AquaCluster: Using Satellite Images And Self-supervised Machine Learning Networks To Detect Water Hidden Under Vegetation
Iakovidis, Kalantari, Payberah et al.
In recent years, the wide availability of high-resolution radar satellite images has enabled the remote monitoring of wetland surface areas. Machine learning models have achieved state-of-the-art results in segmenting wetlands from satellite images. However, these models require large amounts of manually annotated satellite images, which are slow and expensive to produce. The need for annotated training data makes it difficult to adapt these models to changes such as different climates or sensors. To address this issue, we employed self-supervised training methods to develop a model, AquaCluster, which segments radar satellite images into water and land areas without manual annotations. Our final model outperformed other radar-based water detection techniques that do not require annotated data in our test dataset, having achieved a 0.08 improvement in the Intersection over Union metric. Our results demonstrate that it is possible to train machine learning models to detect vegetated water from radar images without the use of annotated data, which can make the retraining of these models to account for changes much easier.
academic
AquaCluster: Using Satellite Images And Self-supervised Machine Learning Networks To Detect Water Hidden Under Vegetation
Recent widespread availability of high-resolution radar satellite imagery has enabled remote monitoring of wetland surface area. Machine learning models have achieved state-of-the-art results in wetland segmentation tasks on satellite images. However, these models require large quantities of manually annotated satellite images, which are costly and time-consuming to produce. The demand for annotated training data makes these models difficult to adapt to variations in climate, sensors, and other factors. To address this issue, this research develops the AquaCluster model using self-supervised training methods, which can segment radar satellite images into water and land regions without manual annotation. On the test dataset, the model demonstrates superior performance among annotation-free radar water detection techniques, achieving an 0.08 improvement in Intersection over Union (IoU) metric. The results demonstrate that machine learning models can be trained to detect vegetation-covered water bodies from radar images without using annotated data, making it easier to retrain models to adapt to changing conditions.

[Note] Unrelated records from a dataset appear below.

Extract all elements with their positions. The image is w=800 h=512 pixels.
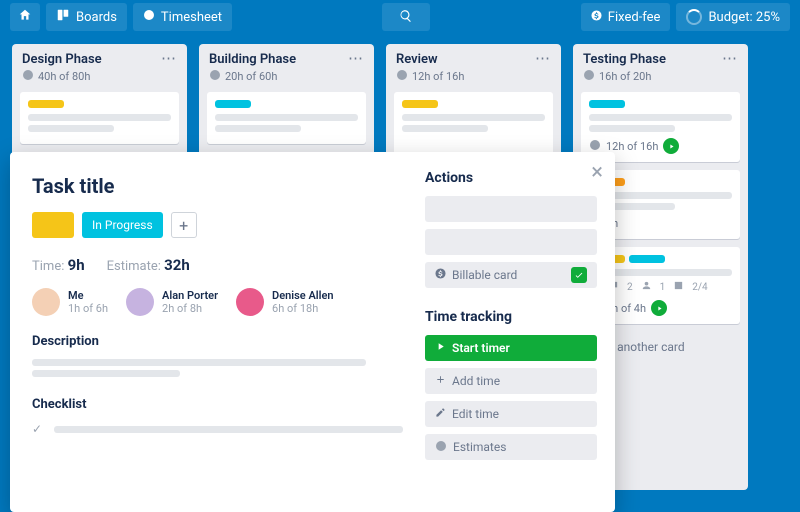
estimate-value: 32h	[164, 256, 190, 274]
column-title[interactable]: Design Phase	[22, 52, 102, 67]
label-yellow	[402, 100, 438, 108]
edit-time-button[interactable]: Edit time	[425, 401, 597, 427]
column-menu-icon[interactable]: ⋯	[348, 52, 364, 62]
estimates-button[interactable]: Estimates	[425, 434, 597, 460]
member-name: Me	[68, 289, 108, 302]
home-icon	[18, 8, 32, 26]
dollar-icon	[435, 268, 446, 282]
actions-heading: Actions	[425, 170, 597, 186]
add-time-button[interactable]: Add time	[425, 368, 597, 394]
task-modal: × Task title In Progress + Time: 9h Esti…	[10, 152, 615, 512]
column-subtext: 40h of 80h	[38, 70, 90, 83]
close-icon[interactable]: ×	[591, 160, 603, 185]
timesheet-button[interactable]: Timesheet	[133, 3, 232, 31]
column-title[interactable]: Review	[396, 52, 464, 67]
label-yellow	[28, 100, 64, 108]
clock-icon	[396, 69, 408, 84]
column-menu-icon[interactable]: ⋯	[161, 52, 177, 62]
column-subtext: 20h of 60h	[225, 70, 277, 83]
action-button[interactable]: .	[425, 196, 597, 222]
attachment-icon	[641, 280, 652, 294]
time-label: Time:	[32, 259, 64, 274]
plus-icon	[435, 374, 446, 388]
add-time-label: Add time	[452, 374, 500, 388]
add-label-button[interactable]: +	[171, 212, 197, 238]
member[interactable]: Alan Porter2h of 8h	[126, 288, 218, 316]
column-title[interactable]: Testing Phase	[583, 52, 666, 67]
time-tracking-heading: Time tracking	[425, 309, 597, 325]
comments-count: 2	[627, 282, 633, 293]
column-menu-icon[interactable]: ⋯	[722, 52, 738, 62]
pencil-icon	[435, 407, 446, 421]
fixed-fee-label: Fixed-fee	[608, 10, 661, 25]
clock-icon	[22, 69, 34, 84]
label-cyan	[215, 100, 251, 108]
clock-icon	[209, 69, 221, 84]
estimates-label: Estimates	[453, 440, 506, 454]
billable-label: Billable card	[452, 268, 517, 282]
boards-label: Boards	[76, 10, 117, 25]
fixed-fee-button[interactable]: Fixed-fee	[581, 3, 671, 31]
column-menu-icon[interactable]: ⋯	[535, 52, 551, 62]
clock-icon	[583, 69, 595, 84]
label-swatch-yellow[interactable]	[32, 212, 74, 238]
checklist-heading: Checklist	[32, 397, 403, 412]
timesheet-label: Timesheet	[161, 10, 222, 25]
play-icon	[435, 341, 446, 355]
label-cyan	[629, 255, 665, 263]
card[interactable]	[207, 92, 366, 144]
checklist-count: 2/4	[692, 282, 707, 293]
users-count: 1	[660, 282, 666, 293]
estimate-label: Estimate:	[107, 259, 161, 274]
checklist-item[interactable]: ✓	[32, 422, 403, 436]
member-name: Alan Porter	[162, 289, 218, 302]
clock-icon	[143, 9, 155, 25]
member-time: 2h of 8h	[162, 302, 218, 315]
status-badge[interactable]: In Progress	[82, 212, 163, 238]
column-subtext: 12h of 16h	[412, 70, 464, 83]
task-title[interactable]: Task title	[32, 174, 403, 198]
avatar	[236, 288, 264, 316]
clock-icon	[435, 440, 447, 455]
dollar-icon	[591, 10, 602, 25]
checkmark-icon	[571, 267, 587, 283]
billable-toggle[interactable]: Billable card	[425, 262, 597, 288]
member-time: 1h of 6h	[68, 302, 108, 315]
member-time: 6h of 18h	[272, 302, 334, 315]
start-timer-label: Start timer	[452, 341, 510, 355]
play-icon[interactable]	[651, 300, 667, 316]
avatar	[32, 288, 60, 316]
budget-button[interactable]: Budget: 25%	[676, 3, 790, 31]
boards-icon	[56, 8, 70, 26]
member[interactable]: Denise Allen6h of 18h	[236, 288, 334, 316]
card-time: 12h of 16h	[606, 140, 658, 153]
search-icon	[399, 8, 413, 27]
progress-icon	[686, 9, 702, 25]
check-icon: ✓	[32, 422, 46, 436]
action-button[interactable]: .	[425, 229, 597, 255]
budget-label: Budget: 25%	[708, 10, 780, 25]
time-value: 9h	[68, 256, 85, 274]
start-timer-button[interactable]: Start timer	[425, 335, 597, 361]
play-icon[interactable]	[663, 138, 679, 154]
description-heading: Description	[32, 334, 403, 349]
member-name: Denise Allen	[272, 289, 334, 302]
home-button[interactable]	[10, 3, 40, 31]
card[interactable]	[20, 92, 179, 144]
member[interactable]: Me1h of 6h	[32, 288, 108, 316]
label-cyan	[589, 100, 625, 108]
search-input[interactable]	[382, 3, 430, 31]
boards-button[interactable]: Boards	[46, 3, 127, 31]
avatar	[126, 288, 154, 316]
checklist-icon	[673, 280, 684, 294]
edit-time-label: Edit time	[452, 407, 499, 421]
column-subtext: 16h of 20h	[599, 70, 651, 83]
column-title[interactable]: Building Phase	[209, 52, 296, 67]
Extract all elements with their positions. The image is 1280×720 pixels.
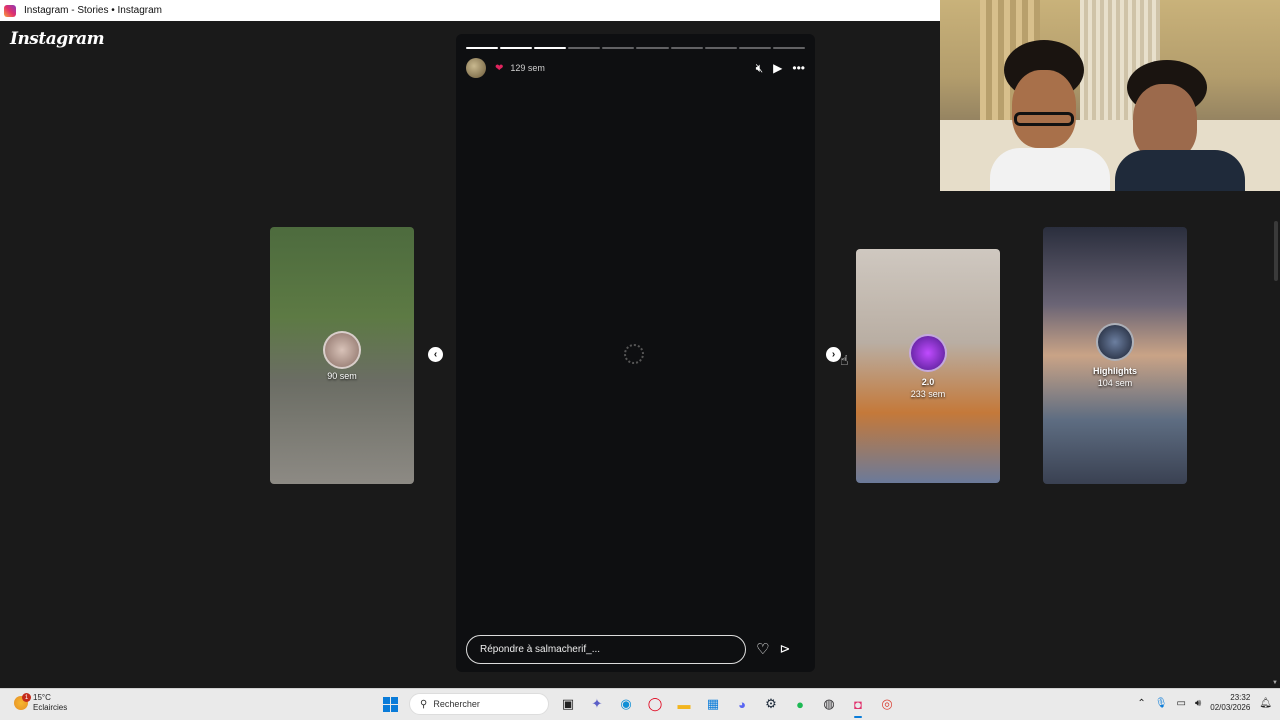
instagram-logo[interactable]: Instagram <box>10 29 105 49</box>
mouse-cursor-icon: ☝ <box>840 352 849 368</box>
tank-top <box>990 148 1110 191</box>
progress-segment <box>704 47 737 49</box>
instagram-app-icon <box>4 4 16 17</box>
start-icon[interactable] <box>380 694 400 714</box>
previous-story-card[interactable]: 90 sem <box>270 227 414 484</box>
volume-icon[interactable]: 🔊︎ <box>1195 698 1201 709</box>
chrome-icon[interactable]: ◎ <box>877 694 897 714</box>
teams-icon[interactable]: ✦ <box>587 694 607 714</box>
search-label: Rechercher <box>433 699 480 709</box>
more-icon[interactable]: ••• <box>792 61 805 75</box>
mute-icon[interactable]: 🔇︎ <box>756 61 764 76</box>
search-icon: ⚲ <box>420 698 428 710</box>
avatar <box>1096 323 1134 361</box>
obs-icon[interactable]: ◍ <box>819 694 839 714</box>
chevron-right-icon[interactable]: › <box>826 347 841 362</box>
chevron-left-icon[interactable]: ‹ <box>428 347 443 362</box>
active-story[interactable]: ❤ 129 sem 🔇︎ ▶ ••• ♡ ⊳ <box>456 34 815 672</box>
story-controls: 🔇︎ ▶ ••• <box>756 61 805 76</box>
opera-icon[interactable]: ◯ <box>645 694 665 714</box>
story-header: ❤ 129 sem 🔇︎ ▶ ••• <box>466 57 805 79</box>
person-right <box>1115 60 1245 191</box>
progress-segment <box>534 47 567 49</box>
loading-spinner-icon <box>624 344 644 364</box>
taskbar-search[interactable]: ⚲ Rechercher <box>409 693 549 715</box>
progress-segment <box>670 47 703 49</box>
notification-badge: 1 <box>22 693 31 702</box>
story-time: 90 sem <box>327 370 357 381</box>
store-icon[interactable]: ▦ <box>703 694 723 714</box>
windows-taskbar: 1 15°C Eclaircies ⚲ Rechercher ▣ ✦ ◉ ◯ ▬… <box>0 688 1280 720</box>
webcam-overlay <box>940 0 1280 191</box>
scroll-down-icon[interactable]: ▼ <box>1272 680 1278 686</box>
person-left <box>990 40 1110 191</box>
send-icon[interactable]: ⊳ <box>779 641 790 657</box>
glasses <box>1014 112 1074 126</box>
side-story-overlay: Highlights 104 sem <box>1043 227 1187 484</box>
side-story-overlay: 2.0 233 sem <box>856 249 1000 483</box>
highlights-story-card[interactable]: Highlights 104 sem <box>1043 227 1187 484</box>
notification-bell-icon[interactable]: 🔔︎ <box>1259 698 1272 709</box>
avatar[interactable] <box>466 58 486 78</box>
progress-segment <box>466 47 499 49</box>
weather-desc: Eclaircies <box>33 703 68 712</box>
microphone-icon[interactable]: 🎙︎ <box>1155 698 1168 709</box>
spotify-icon[interactable]: ● <box>790 694 810 714</box>
edge-icon[interactable]: ◉ <box>616 694 636 714</box>
weather-widget[interactable]: 1 15°C Eclaircies <box>14 693 67 713</box>
heart-icon[interactable]: ♡ <box>756 640 769 658</box>
system-tray: ⌃ 🎙︎ ▭ 🔊︎ 23:32 02/03/2026 🔔︎ <box>1137 693 1272 713</box>
reply-input[interactable] <box>466 634 746 664</box>
story-time: 233 sem <box>910 388 946 399</box>
progress-segment <box>738 47 771 49</box>
avatar <box>909 333 947 372</box>
progress-segment <box>602 47 635 49</box>
next-story-card[interactable]: 2.0 233 sem <box>856 249 1000 483</box>
story-name: 2.0 <box>921 376 935 387</box>
chevron-up-icon[interactable]: ⌃ <box>1137 698 1145 709</box>
story-time: 129 sem <box>510 63 545 73</box>
story-progress <box>466 47 805 49</box>
avatar <box>323 330 361 369</box>
story-time: 104 sem <box>1097 378 1133 388</box>
network-icon[interactable]: ▭ <box>1176 698 1185 709</box>
face <box>1133 84 1197 160</box>
window-title: Instagram - Stories • Instagram <box>24 5 162 16</box>
face <box>1012 70 1076 148</box>
discord-icon[interactable]: ◕ <box>732 694 752 714</box>
weather-temp: 15°C <box>33 693 51 702</box>
file-explorer-icon[interactable]: ▬ <box>674 694 694 714</box>
clock-date: 02/03/2026 <box>1210 703 1251 712</box>
clock[interactable]: 23:32 02/03/2026 <box>1210 693 1250 713</box>
weather-icon: 1 <box>14 693 31 710</box>
side-story-overlay: 90 sem <box>270 227 414 484</box>
shirt <box>1115 150 1245 191</box>
progress-segment <box>568 47 601 49</box>
story-name: Highlights <box>1093 366 1137 376</box>
reply-bar: ♡ ⊳ <box>466 634 805 664</box>
instagram-taskbar-icon[interactable]: ◘ <box>848 694 868 718</box>
clock-time: 23:32 <box>1230 693 1251 702</box>
progress-segment <box>500 47 533 49</box>
progress-segment <box>772 47 805 49</box>
task-view-icon[interactable]: ▣ <box>558 694 578 714</box>
play-icon[interactable]: ▶ <box>773 61 782 75</box>
heart-icon: ❤ <box>495 62 504 74</box>
scrollbar-thumb[interactable] <box>1274 221 1278 281</box>
progress-segment <box>636 47 669 49</box>
steam-icon[interactable]: ⚙ <box>761 694 781 714</box>
taskbar-apps: ⚲ Rechercher ▣ ✦ ◉ ◯ ▬ ▦ ◕ ⚙ ● ◍ ◘ ◎ <box>380 693 897 718</box>
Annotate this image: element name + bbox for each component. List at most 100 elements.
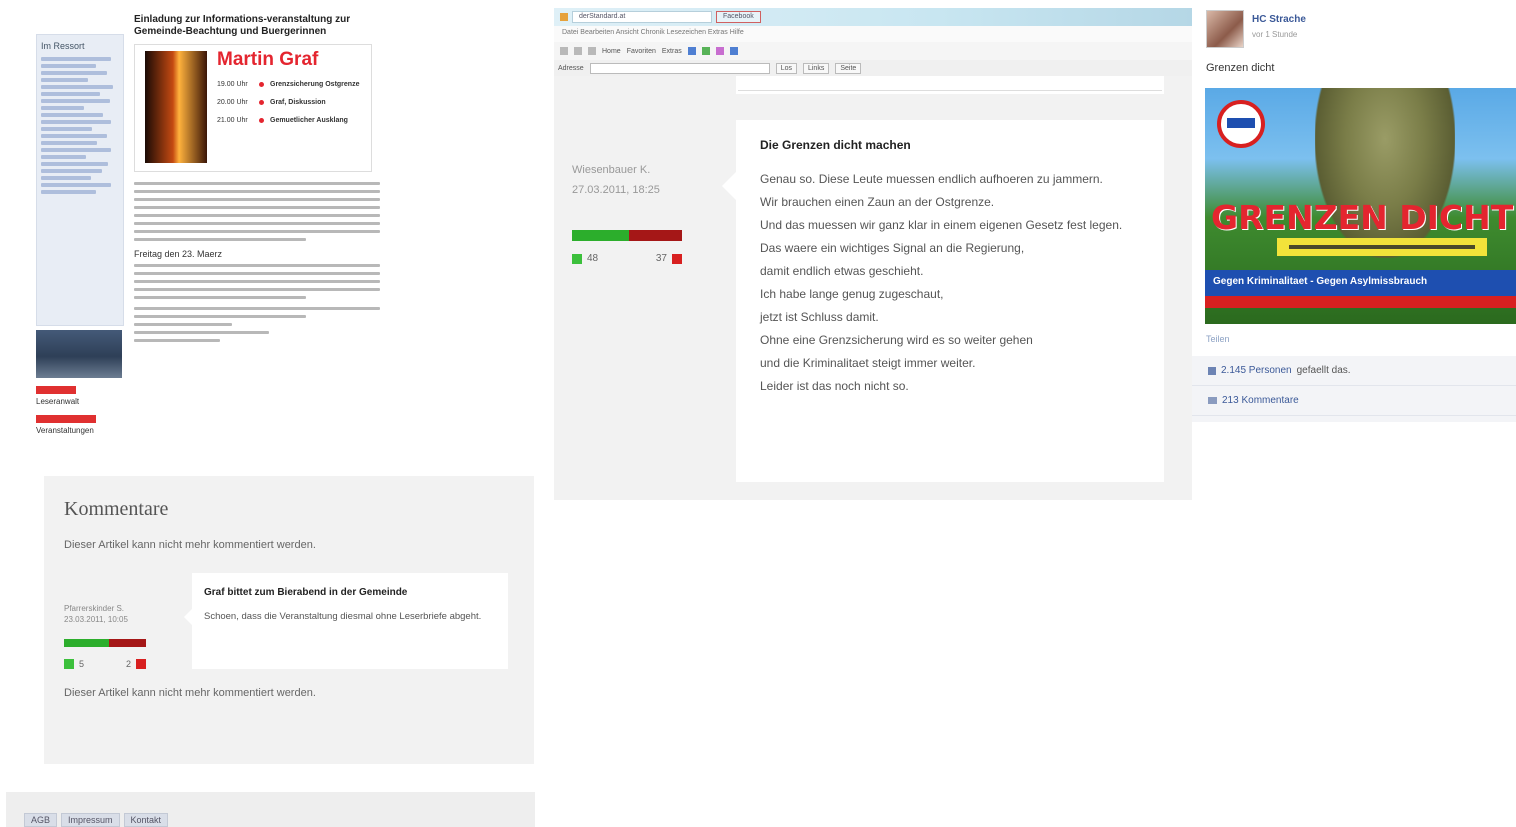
toolbar-button[interactable]: Favoriten	[627, 48, 656, 55]
browser-menu-bar[interactable]: Datei Bearbeiten Ansicht Chronik Lesezei…	[554, 26, 1192, 42]
footer-links: AGB Impressum Kontakt	[24, 813, 169, 827]
comment-bubble: Die Grenzen dicht machen Genau so. Diese…	[722, 120, 1164, 482]
sidebar-link[interactable]	[41, 120, 112, 124]
address-input[interactable]	[589, 62, 770, 74]
avatar[interactable]	[1206, 10, 1244, 48]
flyer-speaker-name: Martin Graf	[217, 49, 319, 70]
vote-counts: 48 37	[572, 253, 682, 264]
sidebar-link[interactable]	[41, 134, 107, 138]
flyer-description: Gemuetlicher Ausklang	[270, 117, 348, 124]
comment-author[interactable]: Wiesenbauer K.	[572, 160, 702, 180]
poster-name[interactable]: HC Strache	[1252, 14, 1306, 25]
browser-tab[interactable]: Facebook	[716, 11, 761, 23]
sidebar-link[interactable]	[41, 92, 100, 96]
links-button[interactable]: Links	[802, 62, 830, 74]
sidebar-link[interactable]	[41, 57, 112, 61]
vote-ratio-bar	[64, 639, 146, 647]
footer-link[interactable]: AGB	[24, 813, 58, 827]
back-icon[interactable]	[560, 47, 568, 55]
messenger-icon[interactable]	[729, 47, 738, 55]
vote-up-share	[64, 639, 110, 647]
page-content-edge	[736, 76, 1164, 94]
post-timestamp[interactable]: vor 1 Stunde	[1252, 30, 1297, 39]
address-label: Adresse	[558, 64, 584, 72]
thumbs-up-icon[interactable]	[64, 659, 74, 669]
browser-tab-strip: derStandard.at Facebook	[554, 8, 1192, 26]
flyer-time: 21.00 Uhr	[217, 117, 248, 124]
go-button[interactable]: Los	[775, 62, 797, 74]
print-icon[interactable]	[701, 47, 710, 55]
flyer-row: 21.00 Uhr Gemuetlicher Ausklang	[217, 117, 367, 125]
comment-title: Die Grenzen dicht machen	[760, 138, 911, 152]
comments-heading: Kommentare	[64, 498, 169, 520]
sidebar-link[interactable]	[41, 127, 93, 131]
thumbs-down-icon[interactable]	[672, 253, 682, 264]
footer-link[interactable]: Kontakt	[123, 813, 169, 827]
vote-down-share	[109, 639, 146, 647]
browser-window: derStandard.at Facebook Datei Bearbeiten…	[554, 8, 1192, 500]
post-image[interactable]: GRENZEN DICHT! Gegen Kriminalitaet - Geg…	[1205, 88, 1516, 324]
bullet-icon	[259, 118, 264, 123]
sidebar-link[interactable]	[41, 141, 98, 145]
comment-author[interactable]: Pfarrerskinder S.	[64, 603, 192, 614]
event-flyer: Martin Graf 19.00 Uhr Grenzsicherung Ost…	[134, 44, 372, 172]
vote-up[interactable]: 48	[572, 253, 598, 264]
flyer-time: 20.00 Uhr	[217, 99, 248, 106]
toolbar-button[interactable]: Extras	[662, 48, 682, 55]
social-post: HC Strache vor 1 Stunde Grenzen dicht GR…	[1192, 8, 1516, 428]
footer-link[interactable]: Impressum	[61, 813, 120, 827]
sidebar-link[interactable]	[41, 176, 91, 180]
edit-icon[interactable]	[715, 47, 724, 55]
thumbs-down-icon[interactable]	[136, 659, 146, 669]
flyer-row: 19.00 Uhr Grenzsicherung Ostgrenze	[217, 81, 367, 89]
comments-link[interactable]: 213 Kommentare	[1222, 395, 1299, 406]
teaser-photo[interactable]	[36, 330, 122, 378]
likes-text: gefaellt das.	[1296, 365, 1351, 376]
comment-meta: Pfarrerskinder S. 23.03.2011, 10:05 5 2	[64, 573, 192, 669]
sidebar-link[interactable]	[41, 155, 87, 159]
forward-icon[interactable]	[574, 47, 582, 55]
sidebar-link[interactable]	[41, 183, 112, 187]
likes-link[interactable]: 2.145 Personen	[1221, 365, 1292, 376]
share-link[interactable]: Teilen	[1206, 334, 1230, 344]
browser-logo-icon	[560, 13, 568, 21]
bullet-icon	[259, 82, 264, 87]
sidebar-link[interactable]	[41, 71, 108, 75]
comment-text: Schoen, dass die Veranstaltung diesmal o…	[204, 611, 482, 622]
stop-icon[interactable]	[588, 47, 596, 55]
vote-counts: 5 2	[64, 659, 146, 669]
browser-tab[interactable]: derStandard.at	[572, 11, 712, 23]
toolbar-button[interactable]: Home	[602, 48, 621, 55]
comment-bubble: Graf bittet zum Bierabend in der Gemeind…	[184, 573, 508, 669]
comment-item: Pfarrerskinder S. 23.03.2011, 10:05 5 2 …	[64, 573, 514, 669]
vote-up[interactable]: 5	[64, 659, 84, 669]
vote-up-share	[572, 230, 630, 241]
comment-title: Graf bittet zum Bierabend in der Gemeind…	[204, 587, 408, 598]
vote-up-count: 5	[79, 659, 85, 669]
teaser-caption[interactable]: Veranstaltungen	[36, 426, 124, 436]
vote-down[interactable]: 37	[656, 253, 682, 264]
vote-down-count: 2	[125, 659, 131, 669]
sidebar-link[interactable]	[41, 148, 112, 152]
sidebar-link[interactable]	[41, 113, 104, 117]
mail-icon[interactable]	[687, 47, 696, 55]
sidebar-link[interactable]	[41, 64, 96, 68]
sidebar-link[interactable]	[41, 106, 84, 110]
sidebar-link[interactable]	[41, 162, 109, 166]
vote-down-share	[629, 230, 682, 241]
sidebar-link[interactable]	[41, 99, 110, 103]
page-button[interactable]: Seite	[835, 62, 862, 74]
sidebar-link[interactable]	[41, 78, 88, 82]
sidebar-link[interactable]	[41, 85, 113, 89]
likes-row: 2.145 Personen gefaellt das.	[1192, 356, 1516, 386]
like-icon	[1208, 366, 1216, 375]
flyer-description: Grenzsicherung Ostgrenze	[270, 81, 360, 88]
sidebar-heading: Im Ressort	[41, 41, 85, 51]
vote-down-count: 37	[655, 253, 667, 264]
thumbs-up-icon[interactable]	[572, 253, 582, 264]
sidebar-link[interactable]	[41, 190, 96, 194]
vote-down[interactable]: 2	[126, 659, 146, 669]
teaser-caption[interactable]: Leseranwalt	[36, 397, 124, 407]
sidebar-link[interactable]	[41, 169, 102, 173]
sidebar-teasers: Leseranwalt Veranstaltungen	[36, 330, 124, 456]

Importance of Wetland Monitoring: Although wetlands occupy only a small fraction of Earth's surface, they play a critical role in environmental protection and climate impact mitigation, including water purification, flood risk reduction, and carbon storage. However, wetlands are disappearing at an alarming rate due to climate change and human activities.
Challenges in Detecting Vegetation-Covered Water Bodies: Traditional optical satellite images perform well in detecting open water bodies but struggle with partially or completely vegetation-covered wetland water bodies, as optical sensors cannot penetrate vegetation. While radar sensors can penetrate vegetation to detect water beneath, radar images contain noise (such as speckle noise), making it difficult to distinguish water from land.
Limitations of Existing Methods:
Deep learning models such as CNNs perform well in wetland segmentation tasks but require large quantities of annotated data
Producing annotated data is costly and time-consuming, particularly in remote sensing where specialized knowledge is required
Models struggle to adapt to variations in climate conditions or sensors
Dependence on global or national-level datasets with low update frequencies cannot meet seasonal water body monitoring needs
The core motivation of this research is to develop a fully self-supervised machine learning framework that can achieve wetland water-land segmentation using only radar satellite images, addressing the dependency on annotated data and improving model scalability and adaptability.
Proposed the AquaCluster Framework: A fully self-supervised machine learning framework for wetland semantic segmentation using only radar satellite images, addressing the challenge of detecting water bodies beneath vegetation without annotated data.
Introduced Ensemble Model Version: To improve accuracy and stability, an ensemble version combining predictions from multiple independently trained networks is proposed.
Validated Effectiveness of Annotation-Free Training: Demonstrated that the ensemble AquaCluster model outperforms baseline statistical method Otsu and optical-based Dynamic World model on the same dataset.
Provided Open-Source Implementation: All source code, test datasets, and pre-trained models are released on GitHub, facilitating research reproducibility and application promotion.
Ensemble Model Optimal: The AquaCluster ensemble version demonstrates superior performance across all metrics
Significant Recall Improvement: Compared to Otsu method, AquaCluster shows substantial improvements in recall and IoU
Outperforms Optical Methods: Dynamic World performs worst across all metrics, demonstrating the advantage of radar data in detecting vegetation-covered water bodies
Model Stability: Individual AquaCluster models show high performance variability (IoU ranging from 0.7 to 0.9), with ensemble methods effectively improving stability
This work's advantages over existing research include: specialized design for radar images, no optical data requirement, and fully self-supervised training.
The paper cites 60 relevant references covering multiple domains including wetland ecology, remote sensing technology, deep learning, and self-supervised learning, providing a solid theoretical foundation for the research.
Overall Assessment: This is a high-quality application-oriented research paper that proposes innovative solutions to practical problems with certain technical contributions and high practical value. Although it has some limitations in theoretical analysis and dataset scale, its open-source contributions and practical application value make it an important work in the field.